All in all, my very basic and probably rather buggy implementation provides the following commands:

• notmuch autocrypt account init <email> to generate a new, notmuch-autocrypt-specific keypair with pgp. (I'm not even confident it is valid, though, since I didn't use it to encrypt anything yet.)
• notmuch autocrypt account get <email> to get all data associated with a given account. This can also be used to get specific properties, such as notmuch autocrypt account get <email> enabled or notmuch autocrypt account get <email> secret_key.
• notmuch autocrypt peer get <email> to get a specific row from the peer table (implemented as a notmuch query with some postprocessing). This can similarly be used to get specific fields, such as notmuch autocrypt peer get <email> public_key.
• notmuch autocrypt recommend <account> [account]... to get a recommendation on whether or not to encrypt a given message to one or more peer accounts with autocrypt.
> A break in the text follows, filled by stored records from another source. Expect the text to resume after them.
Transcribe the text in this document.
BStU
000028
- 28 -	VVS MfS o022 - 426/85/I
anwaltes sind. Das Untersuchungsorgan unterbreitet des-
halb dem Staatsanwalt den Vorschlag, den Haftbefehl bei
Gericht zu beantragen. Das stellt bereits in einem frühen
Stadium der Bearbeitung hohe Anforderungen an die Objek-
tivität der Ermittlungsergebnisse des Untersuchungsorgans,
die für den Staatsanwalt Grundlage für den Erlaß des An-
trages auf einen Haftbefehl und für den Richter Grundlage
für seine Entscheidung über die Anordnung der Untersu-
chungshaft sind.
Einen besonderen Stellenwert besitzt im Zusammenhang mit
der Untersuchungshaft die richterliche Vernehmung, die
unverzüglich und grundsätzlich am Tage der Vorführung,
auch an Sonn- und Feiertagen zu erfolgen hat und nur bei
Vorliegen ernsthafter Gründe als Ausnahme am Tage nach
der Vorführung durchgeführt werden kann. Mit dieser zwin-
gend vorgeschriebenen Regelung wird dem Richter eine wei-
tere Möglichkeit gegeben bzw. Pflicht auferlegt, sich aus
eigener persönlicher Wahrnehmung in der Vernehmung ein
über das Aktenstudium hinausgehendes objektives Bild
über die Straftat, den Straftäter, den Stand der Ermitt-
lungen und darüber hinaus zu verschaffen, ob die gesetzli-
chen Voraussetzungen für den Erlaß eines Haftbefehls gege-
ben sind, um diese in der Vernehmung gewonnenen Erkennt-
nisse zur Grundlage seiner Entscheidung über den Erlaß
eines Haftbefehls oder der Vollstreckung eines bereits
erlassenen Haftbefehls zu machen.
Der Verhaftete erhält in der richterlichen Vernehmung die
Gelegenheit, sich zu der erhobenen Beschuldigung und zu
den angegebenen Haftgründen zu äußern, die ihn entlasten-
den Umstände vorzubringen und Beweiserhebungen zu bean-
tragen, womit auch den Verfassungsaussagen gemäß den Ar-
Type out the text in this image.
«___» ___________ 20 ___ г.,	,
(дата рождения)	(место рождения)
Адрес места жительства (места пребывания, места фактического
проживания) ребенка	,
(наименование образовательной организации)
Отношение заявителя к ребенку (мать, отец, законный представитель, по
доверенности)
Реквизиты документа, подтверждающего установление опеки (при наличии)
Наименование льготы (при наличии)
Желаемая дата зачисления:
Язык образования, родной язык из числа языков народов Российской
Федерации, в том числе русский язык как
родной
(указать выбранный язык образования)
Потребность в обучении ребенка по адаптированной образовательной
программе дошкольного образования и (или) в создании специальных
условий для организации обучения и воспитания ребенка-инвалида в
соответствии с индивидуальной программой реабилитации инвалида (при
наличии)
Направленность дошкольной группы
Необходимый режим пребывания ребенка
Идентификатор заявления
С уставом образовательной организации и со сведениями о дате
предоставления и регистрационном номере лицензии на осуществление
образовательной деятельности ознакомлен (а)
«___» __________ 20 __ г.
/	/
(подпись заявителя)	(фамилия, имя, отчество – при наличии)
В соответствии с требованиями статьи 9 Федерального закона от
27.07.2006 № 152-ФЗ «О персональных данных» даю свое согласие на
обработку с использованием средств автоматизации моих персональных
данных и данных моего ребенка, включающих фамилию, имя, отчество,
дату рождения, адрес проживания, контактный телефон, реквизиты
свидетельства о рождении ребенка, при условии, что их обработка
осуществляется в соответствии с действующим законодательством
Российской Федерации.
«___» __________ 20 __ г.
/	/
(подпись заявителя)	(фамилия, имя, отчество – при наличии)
Unfortunately, there is no concept of a first seen date for messages without date headers in notmuch yet, but I believe this is being worked on. Consequently, my implementation always uses Date fields or ignores the message entirely. There is also some inefficiency in locating the most recent email of a given peer that contains a valid autocrypt header (or any autocrypt header for that matter; I am pretty sure my implementation fails for invalid autocrypt headers). Currently, I am looping through all of the peer's messages until I find one. This could be solved if notmuch new added an autocrypt tag, similar to how it adds an attachment tag to some messages, for instance.

• it may be of interest to display an indication of Autocrypt: headers on messages you have received

This could possibly be solved by adding an autocrypt tag as well.

Note: This is just a primer, of course, since there is not stable implementation of any kind of notmuch autocrypt command yet (at least to my knowledge). For now, those are just a few thoughts on how this functionality could be handled on the backend side so that we can think about whether we like it from the frontend perspective.